The 15 March 2008 fireball over Gerdec shown on international news programs reminded the world of Albania's enormous overhang of dangerous, decaying weapons. Over 100,000 tons of munitions, from small caliber to 160 mm artillery shells, are disintegrating in 44 poorly maintained and guarded depots throughout Albania, some near population centers. Since most of the munitions are more than 40 years old, they have become increasingly unstable and sensitive to heat and shock.

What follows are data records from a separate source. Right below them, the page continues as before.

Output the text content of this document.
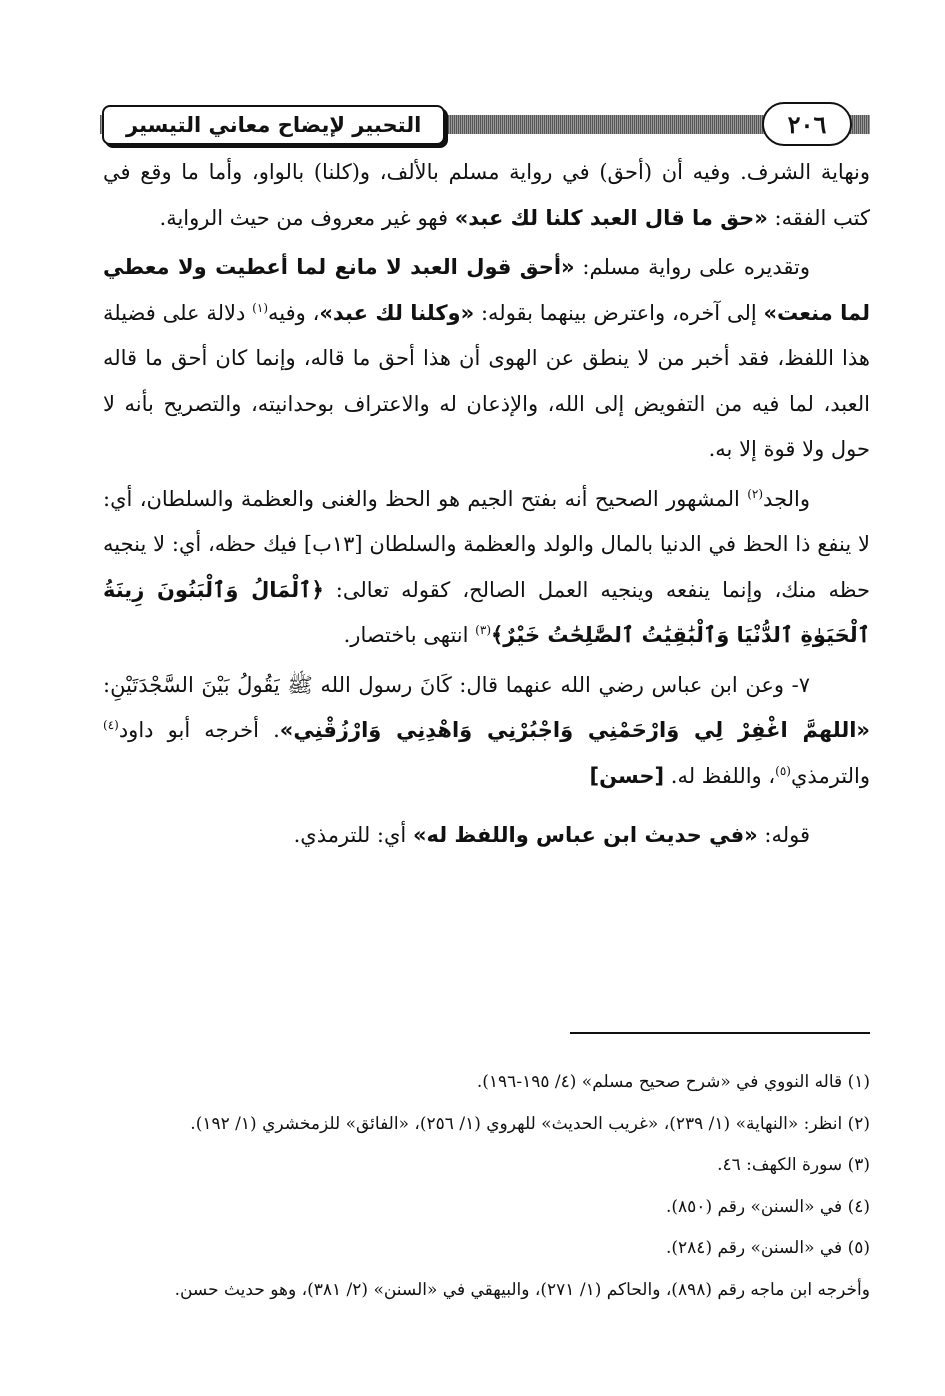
التحبير لإيضاح معاني التيسير	٢٠٦

ونهاية الشرف. وفيه أن (أحق) في رواية مسلم بالألف، و(كلنا) بالواو، وأما ما وقع في كتب الفقه: «حق ما قال العبد كلنا لك عبد» فهو غير معروف من حيث الرواية.

وتقديره على رواية مسلم: «أحق قول العبد لا مانع لما أعطيت ولا معطي لما منعت» إلى آخره، واعترض بينهما بقوله: «وكلنا لك عبد»، وفيه$^{(١)}$ دلالة على فضيلة هذا اللفظ، فقد أخبر من لا ينطق عن الهوى أن هذا أحق ما قاله، وإنما كان أحق ما قاله العبد، لما فيه من التفويض إلى الله، والإذعان له والاعتراف بوحدانيته، والتصريح بأنه لا حول ولا قوة إلا به.

والجد$^{(٢)}$ المشهور الصحيح أنه بفتح الجيم هو الحظ والغنى والعظمة والسلطان، أي: لا ينفع ذا الحظ في الدنيا بالمال والولد والعظمة والسلطان [١٣ب] فيك حظه، أي: لا ينجيه حظه منك، وإنما ينفعه وينجيه العمل الصالح، كقوله تعالى: ﴿ٱلْمَالُ وَٱلْبَنُونَ زِينَةُ ٱلْحَيَوٰةِ ٱلدُّنْيَا وَٱلْبَٰقِيَٰتُ ٱلصَّٰلِحَٰتُ خَيْرٌ﴾$^{(٣)}$ انتهى باختصار.

٧- وعن ابن عباس رضي الله عنهما قال: كَانَ رسول الله ﷺ يَقُولُ بَيْنَ السَّجْدَتَيْنِ: «اللهمَّ اغْفِرْ لِي وَارْحَمْنِي وَاجْبُرْنِي وَاهْدِنِي وَارْزُقْنِي». أخرجه أبو داود$^{(٤)}$ والترمذي$^{(٥)}$، واللفظ له. [حسن]

قوله: «في حديث ابن عباس واللفظ له» أي: للترمذي.

(١) قاله النووي في «شرح صحيح مسلم» (٤/ ١٩٥-١٩٦).

(٢) انظر: «النهاية» (١/ ٢٣٩)، «غريب الحديث» للهروي (١/ ٢٥٦)، «الفائق» للزمخشري (١/ ١٩٢).

(٣) سورة الكهف: ٤٦.

(٤) في «السنن» رقم (٨٥٠).

(٥) في «السنن» رقم (٢٨٤).

وأخرجه ابن ماجه رقم (٨٩٨)، والحاكم (١/ ٢٧١)، والبيهقي في «السنن» (٢/ ٣٨١)، وهو حديث حسن.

By many estimates, as of 2008 about 100,000 tons remained in poorly guarded and maintained depots throughout the country, literally a ticking time bomb. Stored munitions range from 7.62 mm small arms rounds to massive 160 mm (over six inches in diameter) artillery shells. Explosive material in these munitions usually contains a stabilizer which extends the storage life of the munitions preventing auto-ignition. However, the stabilizer is slowly consumed until, after some number of years, it no longer functions. Chemical analyses of Albanian munitions have shown that many of them are over 40 years old and are approaching that point, making the munitions extremely sensitive to shock and heat.

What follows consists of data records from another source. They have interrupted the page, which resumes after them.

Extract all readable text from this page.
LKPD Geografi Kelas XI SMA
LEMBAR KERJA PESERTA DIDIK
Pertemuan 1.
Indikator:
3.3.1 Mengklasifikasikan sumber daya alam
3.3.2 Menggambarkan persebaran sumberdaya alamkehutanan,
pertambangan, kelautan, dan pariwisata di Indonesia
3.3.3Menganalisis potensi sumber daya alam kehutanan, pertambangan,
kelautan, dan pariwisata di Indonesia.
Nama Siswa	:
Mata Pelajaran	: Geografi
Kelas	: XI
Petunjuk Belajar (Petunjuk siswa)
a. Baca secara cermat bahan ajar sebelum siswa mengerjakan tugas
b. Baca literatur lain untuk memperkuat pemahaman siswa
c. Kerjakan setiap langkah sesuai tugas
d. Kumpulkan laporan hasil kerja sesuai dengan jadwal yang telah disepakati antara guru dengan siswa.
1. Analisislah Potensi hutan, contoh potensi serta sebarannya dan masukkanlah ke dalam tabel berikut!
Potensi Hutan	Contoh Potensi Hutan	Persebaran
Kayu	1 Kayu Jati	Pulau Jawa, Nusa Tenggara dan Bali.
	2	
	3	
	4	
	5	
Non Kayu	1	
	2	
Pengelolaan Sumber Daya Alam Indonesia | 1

According to a survey done by DOD's Defense Threat Reduction Agency (DTRA), the MOD currently stores munitions in 44 sites throughout the country. It is likely there are munitions stored in additional, unofficial sites. Most of the sites contain small quantities of munitions, up to a few tons, collocated at military bases. Seven sites contain the bulk of the stores: Qafe Molle, Noje, Qafe Schtame, Mengel, Mirake, Mbbreshtan, and Grize. Besides conventional munitions, the MOD is storing 273 shoulder-fired anti-aircraft missiles (MANPADS - Chinese HN-5) and 30 tons of highly toxic SA-2 rocket fuel oxidizer. As with officially registered sites, this may not be a complete listing of Albanian munitions. The MOD has likely not been able to track all of the weapons inherited after the fall of the Hoxha regime. Most of the conventional munitions are of Chinese origin manufactured between 1961 and 1974. Gerdec was NOT listed as an MOD munitions storage facility because it was used by MOD's Military Export Import Company - MEICO - to store munitions it had contracted for sale. Albania has no further known chemical agents/weapons or nuclear weapons.